Our energies are better spent working on items within our circle of influence. Like a stone dropped in a pool, the effects of our individual actions will ultimately ripple out to affect the issues within our circle of concern.

In practical terms, this means that it's more crucial than ever to have a clear idea of who you are, including your strengths, weaknesses, capabilities and preferences; where and how you're willing to go and grow; what the market will want during the next few years; and innovative ways to let people know that you can help them on an ongoing basis.

You're not only selling design and technology. You're offering an empathic, long term service relationship to people with specific needs and interests.

Start Now

Lately it seems that every week another month goes by. Business -- and life -- are moving faster than ever, but people still require time and repetition before they'll act on an idea.

The rule of thumb in marketing is that it takes five to nine repetitions of a message before the receiver can be expected to act on it. It's this little statistic that explains why the nifty brochure you sent out last week didn't result in an immediate call from several eager clients ready to begin work on new projects. And of all the mail consigned to the "to read" pile, only 10% of it ever actually gets read.

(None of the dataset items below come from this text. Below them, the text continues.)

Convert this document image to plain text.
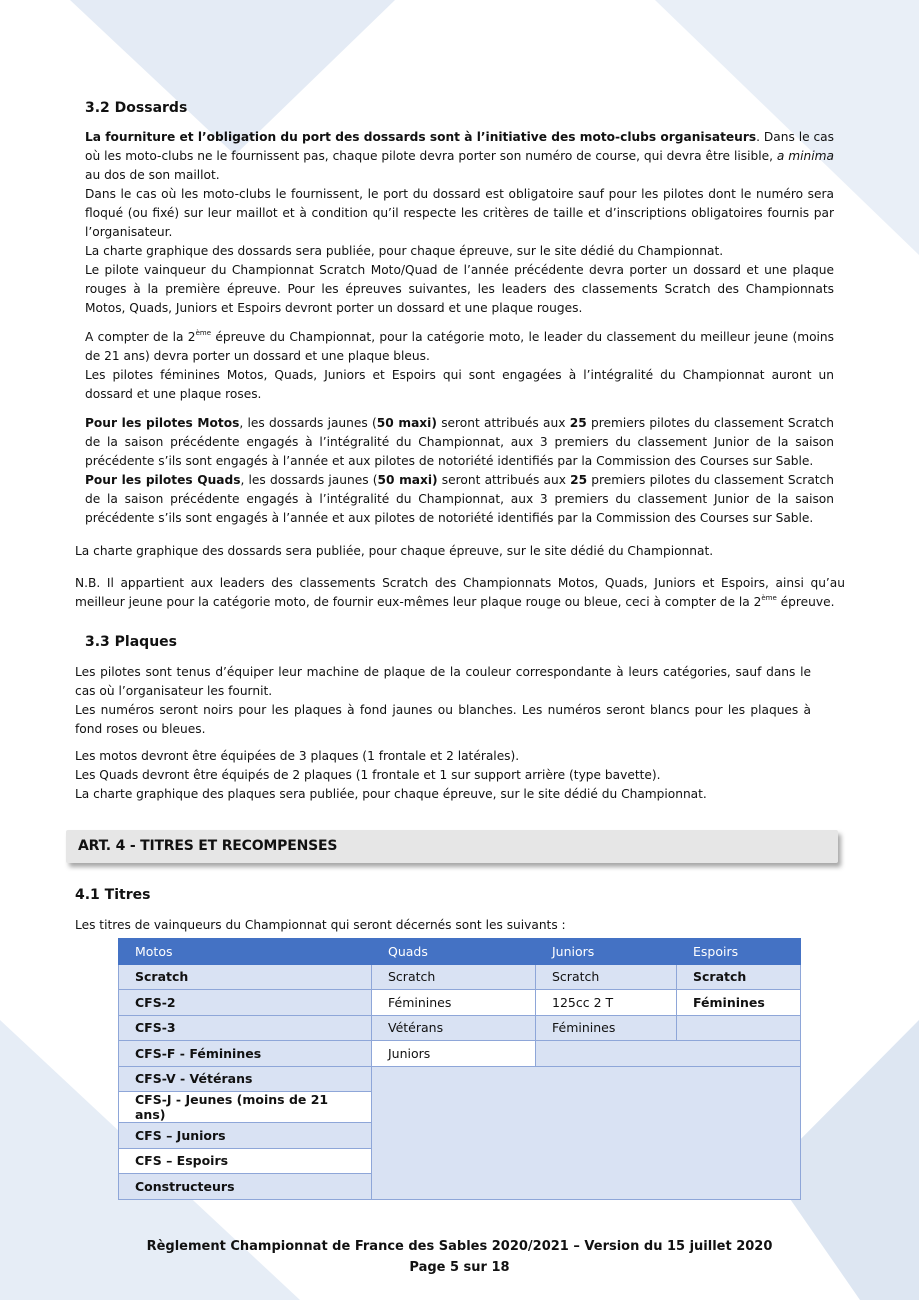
3.2 Dossards

La fourniture et l’obligation du port des dossards sont à l’initiative des moto-clubs organisateurs. Dans le cas où les moto-clubs ne le fournissent pas, chaque pilote devra porter son numéro de course, qui devra être lisible, a minima au dos de son maillot.

Dans le cas où les moto-clubs le fournissent, le port du dossard est obligatoire sauf pour les pilotes dont le numéro sera floqué (ou fixé) sur leur maillot et à condition qu’il respecte les critères de taille et d’inscriptions obligatoires fournis par l’organisateur.

La charte graphique des dossards sera publiée, pour chaque épreuve, sur le site dédié du Championnat.

Le pilote vainqueur du Championnat Scratch Moto/Quad de l’année précédente devra porter un dossard et une plaque rouges à la première épreuve. Pour les épreuves suivantes, les leaders des classements Scratch des Championnats Motos, Quads, Juniors et Espoirs devront porter un dossard et une plaque rouges.

A compter de la 2ème épreuve du Championnat, pour la catégorie moto, le leader du classement du meilleur jeune (moins de 21 ans) devra porter un dossard et une plaque bleus.

Les pilotes féminines Motos, Quads, Juniors et Espoirs qui sont engagées à l’intégralité du Championnat auront un dossard et une plaque roses.

Pour les pilotes Motos, les dossards jaunes (50 maxi) seront attribués aux 25 premiers pilotes du classement Scratch de la saison précédente engagés à l’intégralité du Championnat, aux 3 premiers du classement Junior de la saison précédente s’ils sont engagés à l’année et aux pilotes de notoriété identifiés par la Commission des Courses sur Sable.

Pour les pilotes Quads, les dossards jaunes (50 maxi) seront attribués aux 25 premiers pilotes du classement Scratch de la saison précédente engagés à l’intégralité du Championnat, aux 3 premiers du classement Junior de la saison précédente s’ils sont engagés à l’année et aux pilotes de notoriété identifiés par la Commission des Courses sur Sable.

La charte graphique des dossards sera publiée, pour chaque épreuve, sur le site dédié du Championnat.

N.B. Il appartient aux leaders des classements Scratch des Championnats Motos, Quads, Juniors et Espoirs, ainsi qu’au meilleur jeune pour la catégorie moto, de fournir eux-mêmes leur plaque rouge ou bleue, ceci à compter de la 2ème épreuve.

3.3 Plaques

Les pilotes sont tenus d’équiper leur machine de plaque de la couleur correspondante à leurs catégories, sauf dans le cas où l’organisateur les fournit.

Les numéros seront noirs pour les plaques à fond jaunes ou blanches. Les numéros seront blancs pour les plaques à fond roses ou bleues.

Les motos devront être équipées de 3 plaques (1 frontale et 2 latérales).

Les Quads devront être équipés de 2 plaques (1 frontale et 1 sur support arrière (type bavette).

La charte graphique des plaques sera publiée, pour chaque épreuve, sur le site dédié du Championnat.

ART. 4 - TITRES ET RECOMPENSES
4.1 Titres

Les titres de vainqueurs du Championnat qui seront décernés sont les suivants :

Motos	Quads	Juniors	Espoirs
Scratch	Scratch	Scratch	Scratch
CFS-2	Féminines	125cc 2 T	Féminines
CFS-3	Vétérans	Féminines	
CFS-F - Féminines	Juniors		
CFS-V - Vétérans			
CFS-J - Jeunes (moins de 21 ans)			
CFS – Juniors			
CFS – Espoirs			
Constructeurs			
Règlement Championnat de France des Sables 2020/2021 – Version du 15 juillet 2020
Page 5 sur 18
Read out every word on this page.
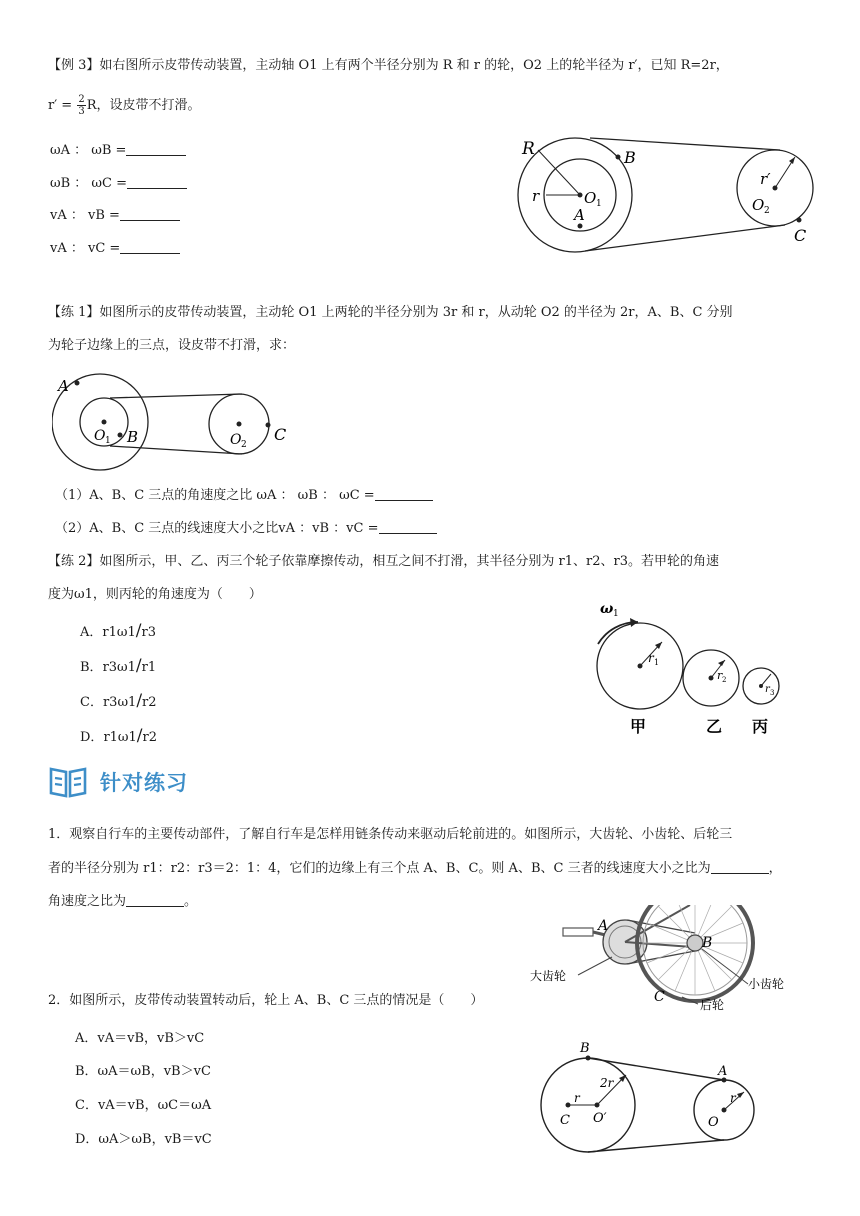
【例 3】如右图所示皮带传动装置，主动轴 O1 上有两个半径分别为 R 和 r 的轮，O2 上的轮半径为 r′，已知 R=2r，
$r' = \frac{2}{3}$ R，设皮带不打滑。
ωA ： ωB =
ωB ： ωC =
vA ： vB =
vA ： vC =
R
r	O 1
A
B
r′
O 2
C
【练 1】如图所示的皮带传动装置，主动轮 O1 上两轮的半径分别为 3r 和 r，从动轮 O2 的半径为 2r，A、B、C 分别
为轮子边缘上的三点，设皮带不打滑，求：
A
O 1 B	O 2
C
（1）A、B、C 三点的角速度之比 ωA ： ωB ： ωC =
（2）A、B、C 三点的线速度大小之比vA ：vB ：vC =
【练 2】如图所示，甲、乙、丙三个轮子依靠摩擦传动，相互之间不打滑，其半径分别为 r1、r2、r3。若甲轮的角速
度为ω1，则丙轮的角速度为（　　）
A．r1ω1/r3
B．r3ω1/r1
C．r3ω1/r2
D．r1ω1/r2
ω 1
r 1
r 2
r 3
甲	乙 丙
针对练习
1．观察自行车的主要传动部件，了解自行车是怎样用链条传动来驱动后轮前进的。如图所示，大齿轮、小齿轮、后轮三
者的半径分别为 r1：r2：r3＝2：1：4，它们的边缘上有三个点 A、B、C。则 A、B、C 三者的线速度大小之比为	，
角速度之比为	。
A
B
C
大齿轮
小齿轮
后轮
2．如图所示，皮带传动装置转动后，轮上 A、B、C 三点的情况是（　　）
A．vA＝vB，vB＞vC
B．ωA＝ωB，vB＞vC
C．vA＝vB，ωC＝ωA
D．ωA＞ωB，vB＝vC
B
2r
r
C O′
r
A
O
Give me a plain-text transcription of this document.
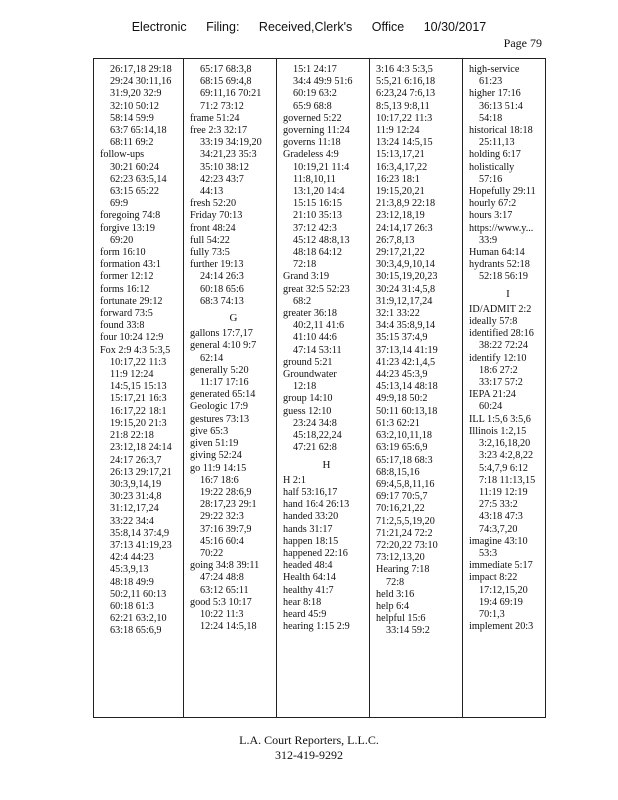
Electronic Filing: Received,Clerk's Office 10/30/2017
Page 79
26:17,18 29:18
29:24 30:11,16
31:9,20 32:9
32:10 50:12
58:14 59:9
63:7 65:14,18
68:11 69:2
follow-ups
30:21 60:24
62:23 63:5,14
63:15 65:22
69:9
foregoing 74:8
forgive 13:19
69:20
form 16:10
formation 43:1
former 12:12
forms 16:12
fortunate 29:12
forward 73:5
found 33:8
four 10:24 12:9
Fox 2:9 4:3 5:3,5
10:17,22 11:3
11:9 12:24
14:5,15 15:13
15:17,21 16:3
16:17,22 18:1
19:15,20 21:3
21:8 22:18
23:12,18 24:14
24:17 26:3,7
26:13 29:17,21
30:3,9,14,19
30:23 31:4,8
31:12,17,24
33:22 34:4
35:8,14 37:4,9
37:13 41:19,23
42:4 44:23
45:3,9,13
48:18 49:9
50:2,11 60:13
60:18 61:3
62:21 63:2,10
63:18 65:6,9
65:17 68:3,8
68:15 69:4,8
69:11,16 70:21
71:2 73:12
frame 51:24
free 2:3 32:17
33:19 34:19,20
34:21,23 35:3
35:10 38:12
42:23 43:7
44:13
fresh 52:20
Friday 70:13
front 48:24
full 54:22
fully 73:5
further 19:13
24:14 26:3
60:18 65:6
68:3 74:13
G
gallons 17:7,17
general 4:10 9:7
62:14
generally 5:20
11:17 17:16
generated 65:14
Geologic 17:9
gestures 73:13
give 65:3
given 51:19
giving 52:24
go 11:9 14:15
16:7 18:6
19:22 28:6,9
28:17,23 29:1
29:22 32:3
37:16 39:7,9
45:16 60:4
70:22
going 34:8 39:11
47:24 48:8
63:12 65:11
good 5:3 10:17
10:22 11:3
12:24 14:5,18
15:1 24:17
34:4 49:9 51:6
60:19 63:2
65:9 68:8
governed 5:22
governing 11:24
governs 11:18
Gradeless 4:9
10:19,21 11:4
11:8,10,11
13:1,20 14:4
15:15 16:15
21:10 35:13
37:12 42:3
45:12 48:8,13
48:18 64:12
72:18
Grand 3:19
great 32:5 52:23
68:2
greater 36:18
40:2,11 41:6
41:10 44:6
47:14 53:11
ground 5:21
Groundwater
12:18
group 14:10
guess 12:10
23:24 34:8
45:18,22,24
47:21 62:8
H
H 2:1
half 53:16,17
hand 16:4 26:13
handed 33:20
hands 31:17
happen 18:15
happened 22:16
headed 48:4
Health 64:14
healthy 41:7
hear 8:18
heard 45:9
hearing 1:15 2:9
3:16 4:3 5:3,5
5:5,21 6:16,18
6:23,24 7:6,13
8:5,13 9:8,11
10:17,22 11:3
11:9 12:24
13:24 14:5,15
15:13,17,21
16:3,4,17,22
16:23 18:1
19:15,20,21
21:3,8,9 22:18
23:12,18,19
24:14,17 26:3
26:7,8,13
29:17,21,22
30:3,4,9,10,14
30:15,19,20,23
30:24 31:4,5,8
31:9,12,17,24
32:1 33:22
34:4 35:8,9,14
35:15 37:4,9
37:13,14 41:19
41:23 42:1,4,5
44:23 45:3,9
45:13,14 48:18
49:9,18 50:2
50:11 60:13,18
61:3 62:21
63:2,10,11,18
63:19 65:6,9
65:17,18 68:3
68:8,15,16
69:4,5,8,11,16
69:17 70:5,7
70:16,21,22
71:2,5,5,19,20
71:21,24 72:2
72:20,22 73:10
73:12,13,20
Hearing 7:18
72:8
held 3:16
help 6:4
helpful 15:6
33:14 59:2
high-service
61:23
higher 17:16
36:13 51:4
54:18
historical 18:18
25:11,13
holding 6:17
holistically
57:16
Hopefully 29:11
hourly 67:2
hours 3:17
https://www.y...
33:9
Human 64:14
hydrants 52:18
52:18 56:19
I
ID/ADMIT 2:2
ideally 57:8
identified 28:16
38:22 72:24
identify 12:10
18:6 27:2
33:17 57:2
IEPA 21:24
60:24
ILL 1:5,6 3:5,6
Illinois 1:2,15
3:2,16,18,20
3:23 4:2,8,22
5:4,7,9 6:12
7:18 11:13,15
11:19 12:19
27:5 33:2
43:18 47:3
74:3,7,20
imagine 43:10
53:3
immediate 5:17
impact 8:22
17:12,15,20
19:4 69:19
70:1,3
implement 20:3
L.A. Court Reporters, L.L.C.
312-419-9292
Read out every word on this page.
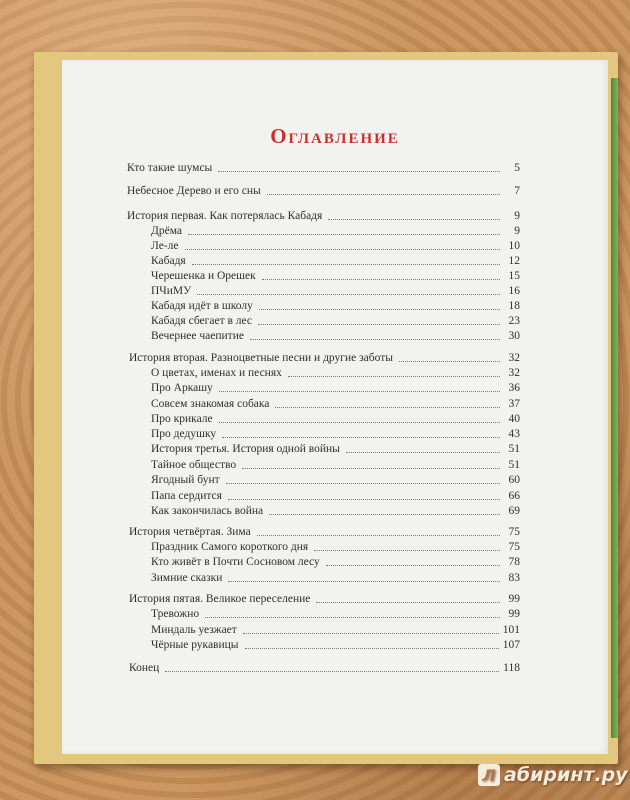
Оглавление
Кто такие шумсы	5
Небесное Дерево и его сны	7
История первая. Как потерялась Кабадя	9
Дрёма	9
Ле-ле	10
Кабадя	12
Черешенка и Орешек	15
ПЧиМУ	16
Кабадя идёт в школу	18
Кабадя сбегает в лес	23
Вечернее чаепитие	30
История вторая. Разноцветные песни и другие заботы	32
О цветах, именах и песнях	32
Про Аркашу	36
Совсем знакомая собака	37
Про крикале	40
Про дедушку	43
История третья. История одной войны	51
Тайное общество	51
Ягодный бунт	60
Папа сердится	66
Как закончилась война	69
История четвёртая. Зима	75
Праздник Самого короткого дня	75
Кто живёт в Почти Сосновом лесу	78
Зимние сказки	83
История пятая. Великое переселение	99
Тревожно	99
Миндаль уезжает	101
Чёрные рукавицы	107
Конец	118
Л абиринт.ру
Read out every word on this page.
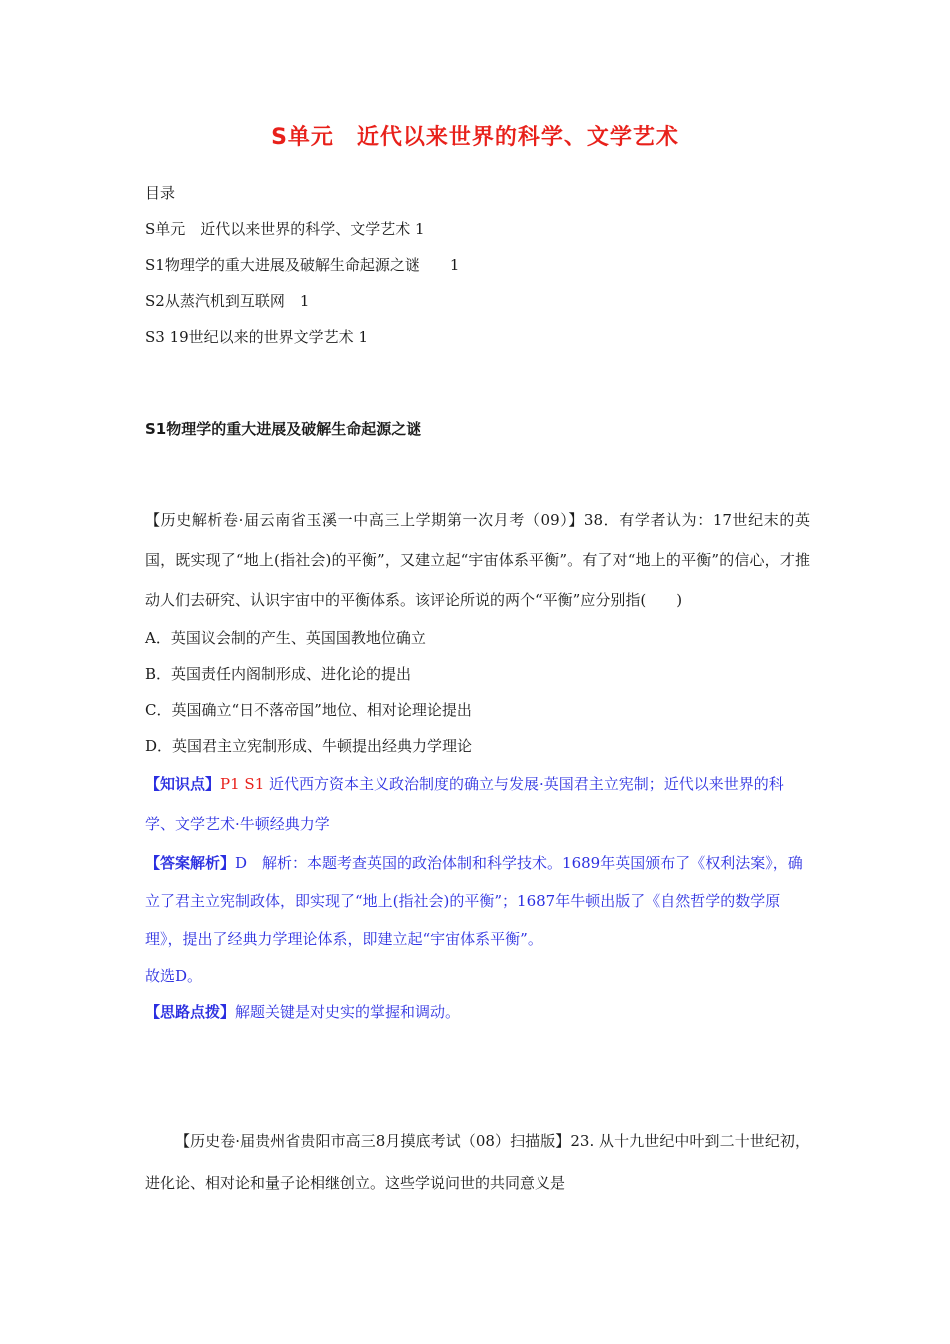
S单元　近代以来世界的科学、文学艺术
目录
S单元　近代以来世界的科学、文学艺术 1
S1物理学的重大进展及破解生命起源之谜　　1
S2从蒸汽机到互联网　1
S3 19世纪以来的世界文学艺术 1
S1物理学的重大进展及破解生命起源之谜
【历史解析卷·届云南省玉溪一中高三上学期第一次月考（09）】38．有学者认为：17世纪末的英国，既实现了“地上(指社会)的平衡”，又建立起“宇宙体系平衡”。有了对“地上的平衡”的信心，才推动人们去研究、认识宇宙中的平衡体系。该评论所说的两个“平衡”应分别指(　　)
A．英国议会制的产生、英国国教地位确立
B．英国责任内阁制形成、进化论的提出
C．英国确立“日不落帝国”地位、相对论理论提出
D．英国君主立宪制形成、牛顿提出经典力学理论
【知识点】P1 S1 近代西方资本主义政治制度的确立与发展·英国君主立宪制；近代以来世界的科学、文学艺术·牛顿经典力学
【答案解析】D　解析：本题考查英国的政治体制和科学技术。1689年英国颁布了《权利法案》，确立了君主立宪制政体，即实现了“地上(指社会)的平衡”；1687年牛顿出版了《自然哲学的数学原理》，提出了经典力学理论体系，即建立起“宇宙体系平衡”。
故选D。
【思路点拨】解题关键是对史实的掌握和调动。
【历史卷·届贵州省贵阳市高三8月摸底考试（08）扫描版】23. 从十九世纪中叶到二十世纪初，进化论、相对论和量子论相继创立。这些学说问世的共同意义是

So your marketing communications must have immediate impact and must be part of an ongoing program of keeping in touch with your audience of potential clients and customers.

The Moral of this Story

If you want to develop new markets for your work or let existing friends and clients know what you're up to, you need to plant seeds now. It takes time and repetition for a message to take effect, so even though you're busy with today's project deadline, dedicating a few hours a week to nurturing your marketing program will produce results over time.